‘How they looked at me as if at something frightful, incomprehensible and curious. What can he be talking about so ardently with the other one?’ she thought, looking at two passers-by. ‘Is it really possible to tell someone else what one feels? I wanted to tell Dolly, and it’s a good thing I didn’t. How glad she would be of my unhappiness! She would hide it, but her main feeling would be joy that I’ve been punished for the pleasures she envied me. Kitty, she would be even more glad. How I see right through her! She knows that I was more than usually friendly to her husband. And she’s jealous, and she hates me. And also despises me. In her eyes I’m an immoral woman. If I were an immoral woman, I could get her husband to fall in love with me ... if I wanted to. And I did want to. This one is pleased with himself,’ she thought of a fat, red-cheeked gentleman who, as he drove by in the opposite direction, took her for an acquaintance and raised a shiny hat over his bald, shiny head and then realized he was mistaken. ‘He thought he knew me. And he knows me as little as anyone else in the world knows me. I don’t know myself. I know my appetites, as the French say. Those two want that dirty ice cream. That they know for certain,’ she thought, looking at two boys who had stopped an ice-cream man, who was taking the barrel down from his head and wiping his sweaty face with the end of a towel. ‘We all want something sweet, tasty. If not candy, then dirty ice cream. And Kitty’s the same: if not Vronsky, then Levin. And she envies me. And hates me. We all hate each other. I Kitty, Kitty me. That’s the truth. Twitkin, Coiffeur ... Je me fais coiffer par Twitkin ...ds I’ll tell him when he comes,’ she thought and smiled. But at the same moment she remembered that she now had no one to tell anything funny to. ‘And there isn’t anything gay or funny. Everything is vile. The bells ring for vespers and this merchant crosses himself so neatly! As if he’s afraid of dropping something. Why these churches, this ringing and this lie? Only to hide the fact that we all hate each other, like these cabbies who quarrel so spitefully. Yashvin says, “He wants to leave me without a shirt, and I him.” That’s the truth!’
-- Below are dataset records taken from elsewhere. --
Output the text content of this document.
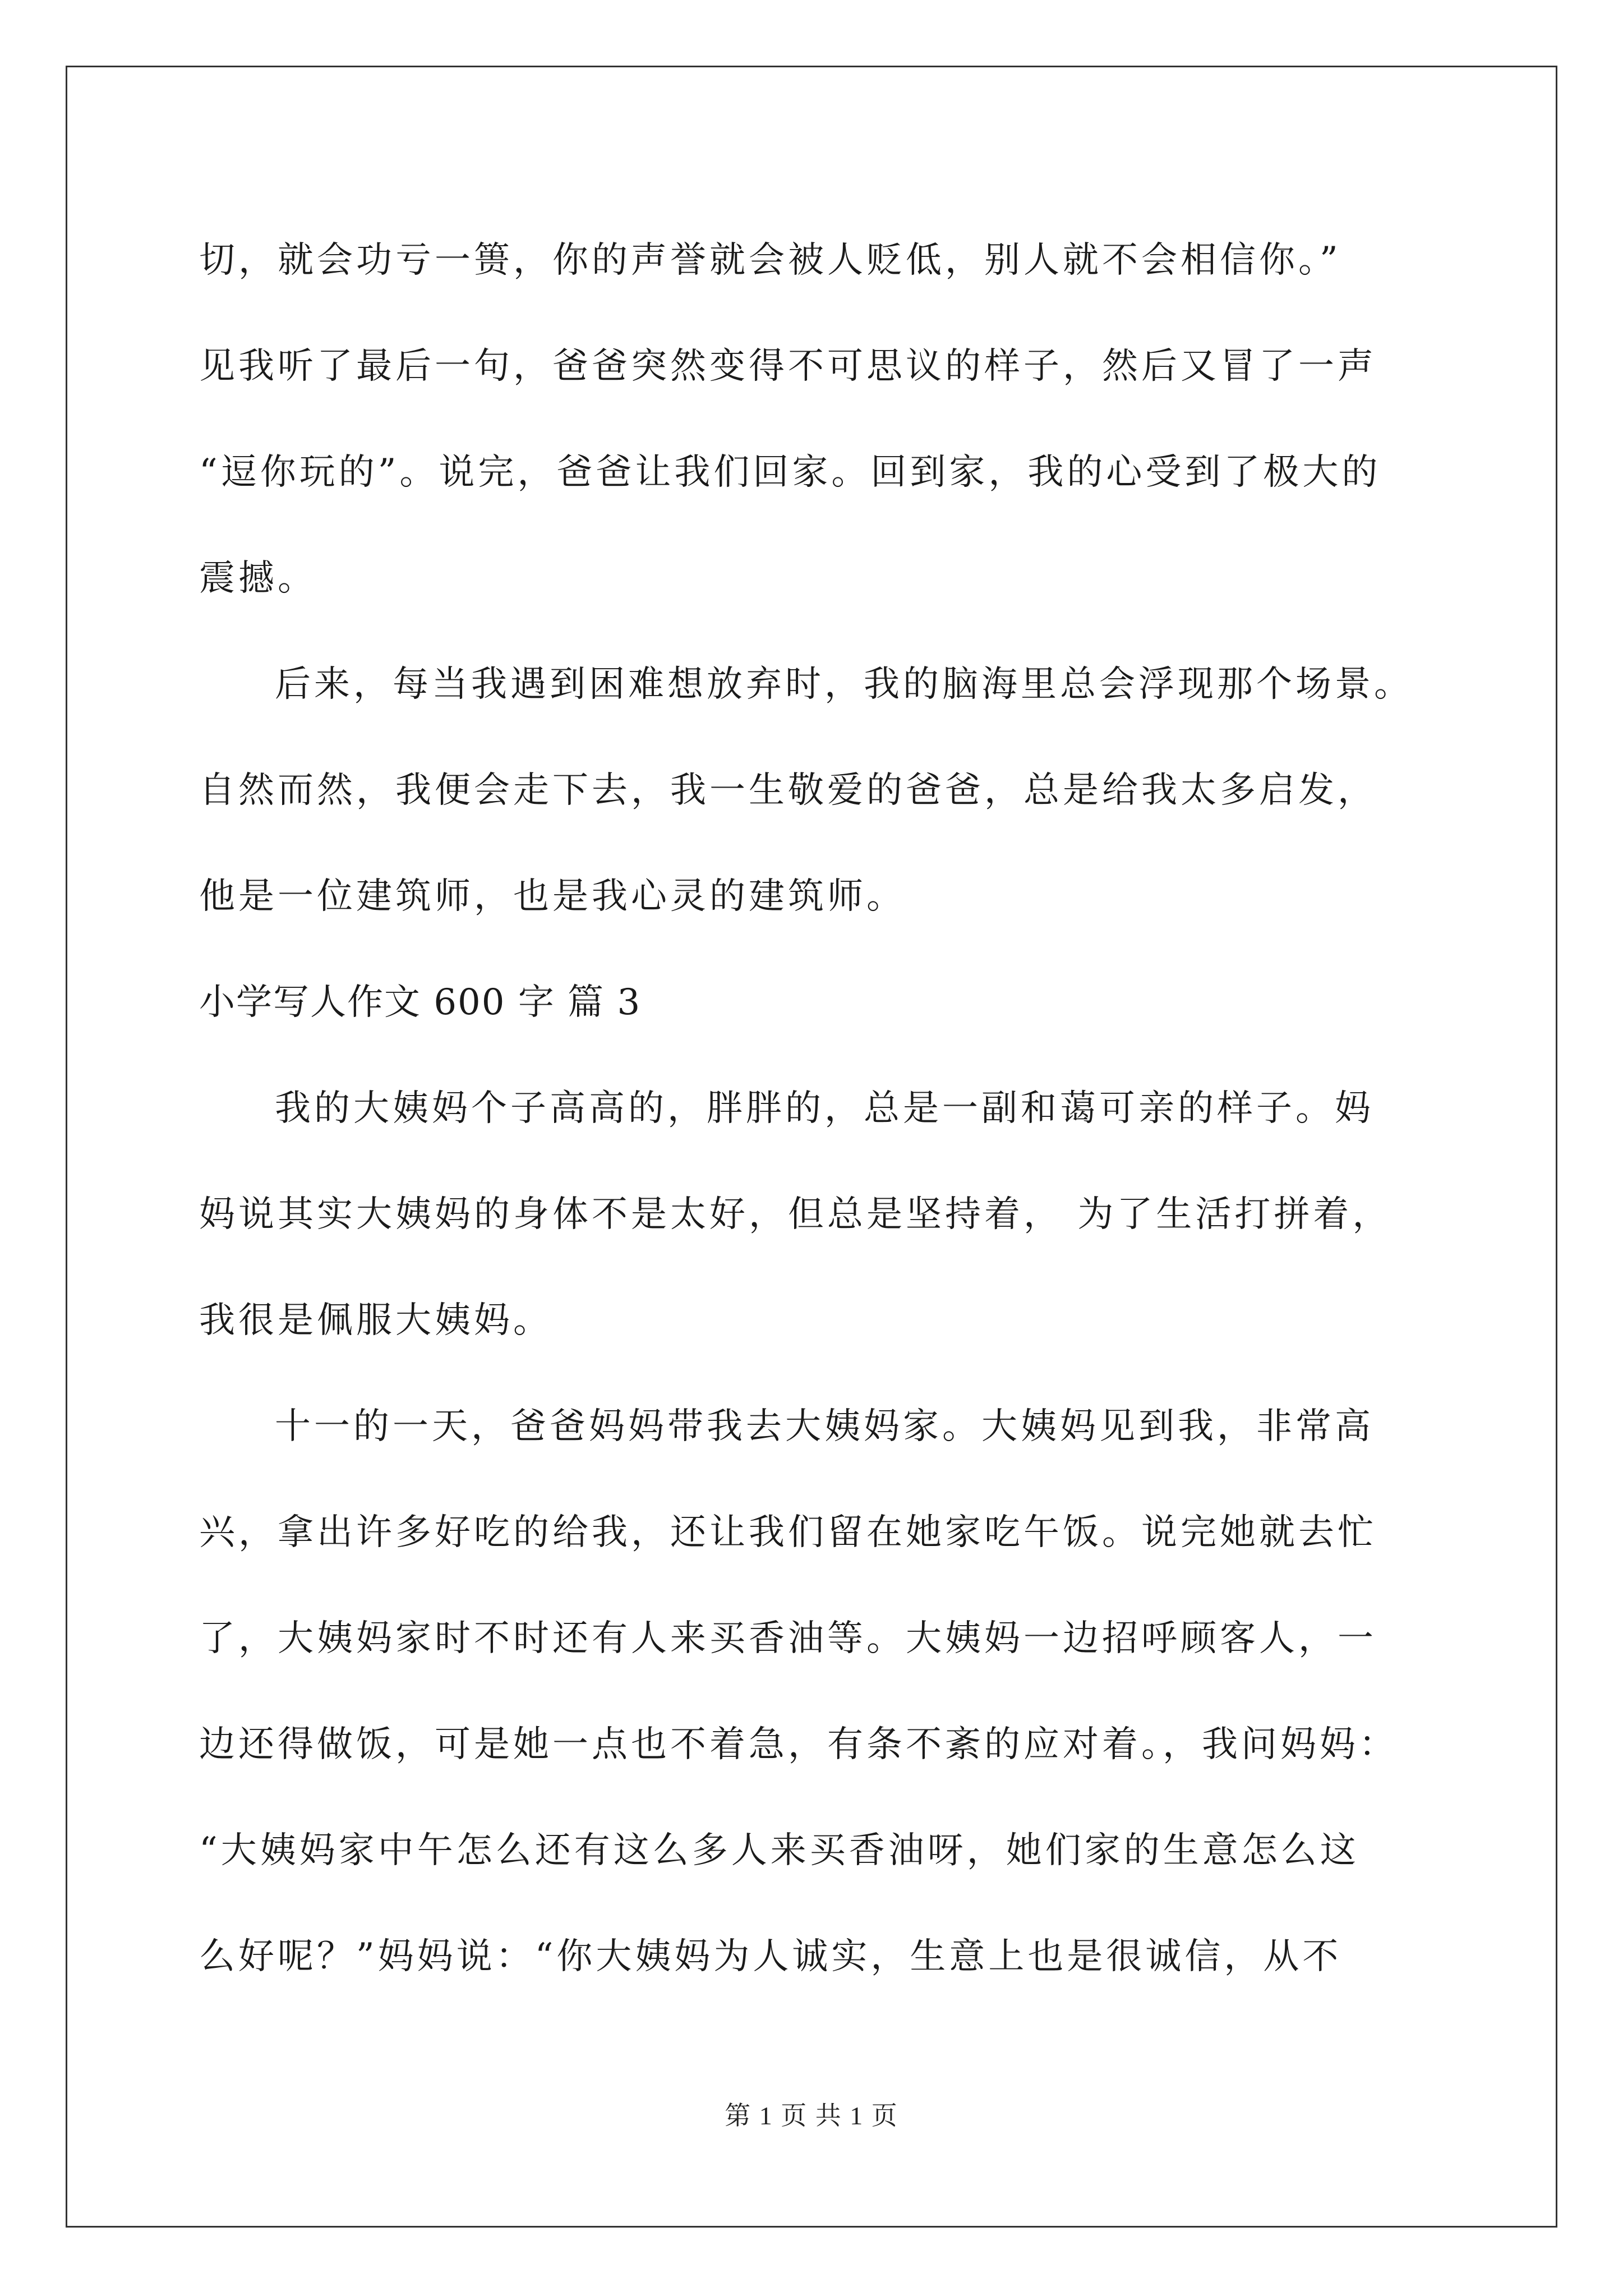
切，就会功亏一篑，你的声誉就会被人贬低，别人就不会相信你。”
见我听了最后一句，爸爸突然变得不可思议的样子，然后又冒了一声
“逗你玩的”。说完，爸爸让我们回家。回到家，我的心受到了极大的
震撼。
后来，每当我遇到困难想放弃时，我的脑海里总会浮现那个场景。
自然而然，我便会走下去，我一生敬爱的爸爸，总是给我太多启发，
他是一位建筑师，也是我心灵的建筑师。
小学写人作文 600 字 篇 3
我的大姨妈个子高高的，胖胖的，总是一副和蔼可亲的样子。妈
妈说其实大姨妈的身体不是太好，但总是坚持着， 为了生活打拼着，
我很是佩服大姨妈。
十一的一天，爸爸妈妈带我去大姨妈家。大姨妈见到我，非常高
兴，拿出许多好吃的给我，还让我们留在她家吃午饭。说完她就去忙
了，大姨妈家时不时还有人来买香油等。大姨妈一边招呼顾客人，一
边还得做饭，可是她一点也不着急，有条不紊的应对着。，我问妈妈：
“大姨妈家中午怎么还有这么多人来买香油呀，她们家的生意怎么这
么好呢？”妈妈说：“你大姨妈为人诚实，生意上也是很诚信，从不
第 1 页 共 1 页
In these thoughts, which carried her away so much that she even stopped thinking about her situation, she pulled up at the entrance of her house. Only on seeing the hall porter coming out to meet her did she remember that she had sent the note and the telegram.

‘Is there an answer?’ she asked.

‘I’ll look at once,’ said the porter and, glancing at the desk, he picked up the thin, square envelope of a telegram and handed it to her. ‘I cannot come before ten. Vronsky,’ she read.

‘And the messenger hasn’t come back yet?’

‘No, ma’am,’ replied the porter.

‘Ah, in that case I know what to do,’ she said, and, feeling a vague wrath surge up in her, and a need for revenge, she ran upstairs. ‘I’ll go to him myself. Before going away for ever, I’ll tell him everything. I’ve never hated anyone as I do this man!’ she thought. Seeing his hat on the coat rack, she shuddered with revulsion. She did not realize that his telegram was a reply to her telegram and that he had not yet received her note. She imagined him now, calmly talking with his mother and Princess Sorokin and rejoicing at her suffering. ‘Yes, I must go quickly,’ she said to herself, still not knowing where to go. She wanted to get away quickly from the feelings she experienced in that terrible house. The servants, the walls, the things in the house - it all gave her a feeling of revulsion and anger and pressed her down with its weight.

‘Yes, I must go to the railway station, and if I don’t find him, I’ll go there myself and expose him.’ Anna looked up the train schedule in the newspaper. The evening train left at 8:02. ‘Yes, I can make it.’ She ordered other horses to be harnessed and began packing her travelling bag with the things necessary for several days. She knew she would not come back there any more. Among other plans that entered her head, she also vaguely decided that after whatever happened there at the station or at the countess’s estate, she would take the Nizhni Novgorod railway to the first town and stay there.

Dinner was on the table; she went up to it, smelled the bread and cheese and, convinced that the smell of all food disgusted her, ordered the carriage to be brought and went out. The house already cast its shadow across the whole street, and the clear evening was still warm in the sun. Annushka, who accompanied her with her things, and Pyotr, who put them into the carriage, and the obviously disgruntled driver - they all disgusted her and irritated her with their words and movements.

‘I don’t need you, Pyotr.’

‘And what about your ticket?’

‘Well, as you like, it makes no difference to me,’she said with vexation.

Pyotr jumped up on the box and, arms akimbo, told the driver to go to the railway station.